In a shorter section on the Oedipus at Colonus Meinel argues that notions of pure/impure more or less fall short in the face of the enormity that is Oedipus. He is perhaps beyond ritual categories; ultimately his status relative to the city of Athens is as indeterminate as his ritual status. Vague too is the force of pollution in the instance of his contact with Theseus. Meinel suggests that Oedipus is truly “liminal” in the sense that he occupies a threshold between different spheres of reality: pure and polluted, the sacred space and the profane ground.
The last play discussed in the book is Ion, in which Meinel once again considers together the purities of ritual and ethnic statuses.

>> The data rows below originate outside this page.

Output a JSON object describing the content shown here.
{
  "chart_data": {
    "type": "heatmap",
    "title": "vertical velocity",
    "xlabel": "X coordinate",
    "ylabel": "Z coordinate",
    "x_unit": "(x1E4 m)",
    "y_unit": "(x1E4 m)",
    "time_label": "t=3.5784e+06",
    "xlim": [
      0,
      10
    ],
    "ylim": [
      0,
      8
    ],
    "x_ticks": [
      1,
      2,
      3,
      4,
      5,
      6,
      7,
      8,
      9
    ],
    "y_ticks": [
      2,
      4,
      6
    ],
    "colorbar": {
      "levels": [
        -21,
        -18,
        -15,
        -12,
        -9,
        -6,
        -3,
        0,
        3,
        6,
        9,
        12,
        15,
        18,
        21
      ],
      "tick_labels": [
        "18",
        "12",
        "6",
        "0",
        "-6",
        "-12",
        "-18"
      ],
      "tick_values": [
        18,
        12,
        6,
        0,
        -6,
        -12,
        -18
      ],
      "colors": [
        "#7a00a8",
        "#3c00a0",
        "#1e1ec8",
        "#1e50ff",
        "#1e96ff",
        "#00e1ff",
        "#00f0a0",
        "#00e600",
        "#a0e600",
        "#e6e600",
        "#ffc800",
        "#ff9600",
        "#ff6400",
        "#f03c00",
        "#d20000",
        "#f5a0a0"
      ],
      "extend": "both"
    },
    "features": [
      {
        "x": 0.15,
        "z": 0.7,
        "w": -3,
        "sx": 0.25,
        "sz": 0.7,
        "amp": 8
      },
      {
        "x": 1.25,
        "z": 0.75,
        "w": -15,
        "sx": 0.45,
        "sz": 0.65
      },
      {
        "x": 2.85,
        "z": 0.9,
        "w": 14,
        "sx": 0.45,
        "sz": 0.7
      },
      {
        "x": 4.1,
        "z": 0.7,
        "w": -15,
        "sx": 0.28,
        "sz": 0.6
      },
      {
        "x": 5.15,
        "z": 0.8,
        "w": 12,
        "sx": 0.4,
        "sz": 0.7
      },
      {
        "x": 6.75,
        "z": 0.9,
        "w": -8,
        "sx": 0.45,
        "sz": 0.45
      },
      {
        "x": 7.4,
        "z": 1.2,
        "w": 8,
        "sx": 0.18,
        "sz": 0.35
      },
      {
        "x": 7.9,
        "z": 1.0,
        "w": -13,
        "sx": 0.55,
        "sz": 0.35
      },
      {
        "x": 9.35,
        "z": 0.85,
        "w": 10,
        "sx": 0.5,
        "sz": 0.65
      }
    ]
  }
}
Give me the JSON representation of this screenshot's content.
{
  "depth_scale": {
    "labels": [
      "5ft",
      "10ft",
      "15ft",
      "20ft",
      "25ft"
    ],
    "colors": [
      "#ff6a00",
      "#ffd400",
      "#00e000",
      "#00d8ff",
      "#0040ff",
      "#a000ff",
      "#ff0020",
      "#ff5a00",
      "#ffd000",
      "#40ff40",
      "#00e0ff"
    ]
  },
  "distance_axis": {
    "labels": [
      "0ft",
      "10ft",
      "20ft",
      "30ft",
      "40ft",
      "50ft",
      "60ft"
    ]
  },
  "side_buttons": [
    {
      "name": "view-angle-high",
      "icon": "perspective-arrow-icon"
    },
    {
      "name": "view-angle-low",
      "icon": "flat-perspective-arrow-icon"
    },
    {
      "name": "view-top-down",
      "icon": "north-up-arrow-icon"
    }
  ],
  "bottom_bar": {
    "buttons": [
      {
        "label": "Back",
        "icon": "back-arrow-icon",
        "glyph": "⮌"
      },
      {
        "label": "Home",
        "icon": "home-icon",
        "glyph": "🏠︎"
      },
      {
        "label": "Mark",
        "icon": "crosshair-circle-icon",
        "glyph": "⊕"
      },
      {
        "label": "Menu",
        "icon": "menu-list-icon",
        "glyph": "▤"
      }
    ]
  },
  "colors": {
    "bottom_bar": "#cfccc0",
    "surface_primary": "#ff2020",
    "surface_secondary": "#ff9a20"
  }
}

Given Apollo’s “absent presence” and problematic dealings with Creusa in the past, Ion seems to suggest that the god’s vaunted purity is to be seen a superficial construct. As with Iphigeneia in Tauris, this is an interesting suggestion.
In sum, Meinel manages to extend some rather well established lines of argument in a number of interconnected ways. The book is at its best when focused upon Iphigeneia in Tauris, where pollution is manifestly a much- manipulated construct (at least in part); less convincing and less thorough are its attempts to make ontological equivalences in other areas (e.g. ethnic and ritual purity; sacred and secular; mortal and divine causation).
Notes
1. Goldhill, Simon, Reading Greek Tragedy (Cambridge: Cambridge University Press, 1986) is cited over a dozen times in the first section of the chapter.
2. For the opposite view of the matter, see Widzisz, Marcel, Chronos on the Threshold: Time, Ritual, and Agency in the Oresteia (Lanham, MD: Lexington Books, 2012), pp. 192–7.
3.Wright, Matthew, Euripides’ Escape Tragedies (Oxford: Oxford University Press, 2005), p. 156: “a type of discourse which arises when mythical characters . . . are made to talk about themselves and their own myths . . . in a self-conscious manner; . . . it is a discourse designed to emphasize the fictionality of myth.”